Feds urge expansion of vehicle recall after exploding airbags blamed for several deaths
NEW YORK (CNNMoney) — The government is asking for a nationwide recall of vehicles equipped with exploding airbags made by Takata.
It would be an expansion of a current recall which covers 8 million vehicles made by 10 different automakers. Until now the recall has been limited to vehicles located in warmer states with humid climates.
The call for the expansion comes after the National Highway Traffic Safety Administration discovered a second airbag that exploded in a location outside the regional recall. The flawed airbags can explode and hit passengers with shrapnel.
At least four U.S. drivers of Honda and Acura cars are believed to have been killed by the airbags, according to the Center for Auto Safety.
Takata was notified of the discovery on Monday night but was “unwilling” to move forward with expanding the recall, NHTSA Deputy Administrator David Friedman said on Tuesday.
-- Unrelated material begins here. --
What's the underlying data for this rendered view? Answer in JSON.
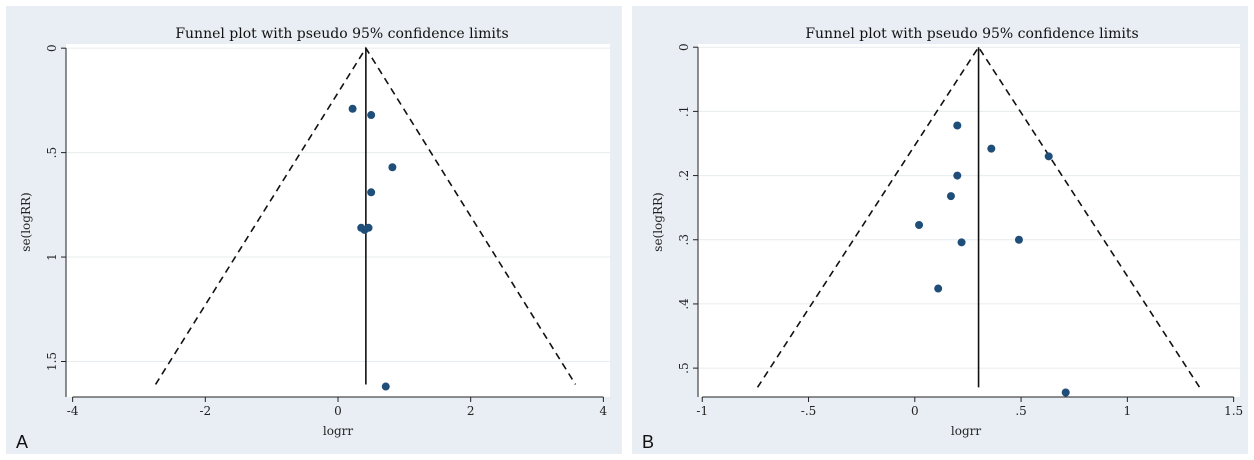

The Japanese airbag maker did not immediately respond to a request for comment.
If Takata and the automakers do not agree to expand the recall, they could face a fine of up to $35 million. Takata is also facing a federal criminal probe.
NHTSA is working on counting how many more vehicles the expanded recall would affect. It would only include vehicles made by Ford, Honda, Chrysler, Mazda and BMW.
Honda and Chrysler said they would continue to work with NHTSA to resolve the issue. BMW said it already conducted a nationwide recall. The other automakers did not immediately respond to emails from CNNMoney.